Allolepidotus Temporal range: Late Ladinian PreꞒ Ꞓ O S D C P T J K Pg N ↓

Scientific classification
- Kingdom: Animalia
- Phylum: Chordata
- Class: Actinopterygii
- Clade: Halecomorphi
- Order: †Ionoscopiformes
- Family: †Subortichthyidae
- Genus: †Allolepidotus Deecke, 1889
- Species: †A. ruppelii
- Binomial name: †Allolepidotus ruppelii (Bellotti, 1857)
- Synonyms: Pholidophorus ruppelii Bellotti, 1857; Allolepidotus rueppelli (alternate spelling);

= Allolepidotus =

- Authority: (Bellotti, 1857)
- Synonyms: Pholidophorus ruppelii Bellotti, 1857, Allolepidotus rueppelli (alternate spelling)
- Parent authority: Deecke, 1889

Extinct genus of ray-finned fishes

Allolepidotus ("different Lepidotes") is an extinct genus of prehistoric marine holostean ray-finned fish from the Middle Triassic of Italy. It contains a single species, A. ruppelii, from the late Ladinian-aged Perledo-Varenna Formation. It was formerly referred to the halecomorph order Panxianichthyiformes, but is now thought to be a member of the Ionoscopiformes.
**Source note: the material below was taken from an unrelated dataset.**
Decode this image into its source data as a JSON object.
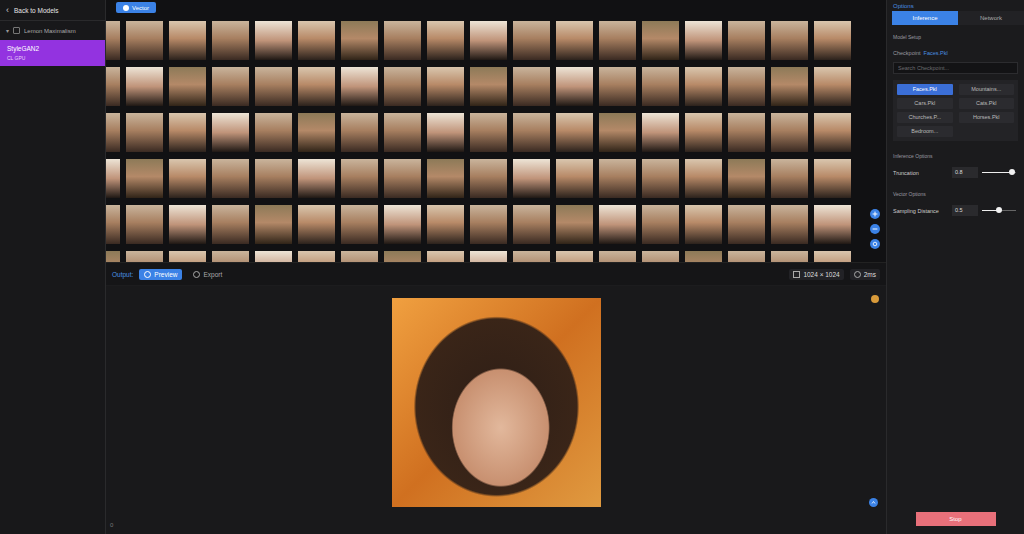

The misspelled specific epithet (which is sometimes amended to rueppelli in later studies) honors naturalist Eduard Rüppell.

The species A. bellottii was also formerly placed in this genus, but is now known to be a member of Eoeugnathus. The species A. nothosomoides, also placed in this genus, is now placed in its own genus, Perledovatus.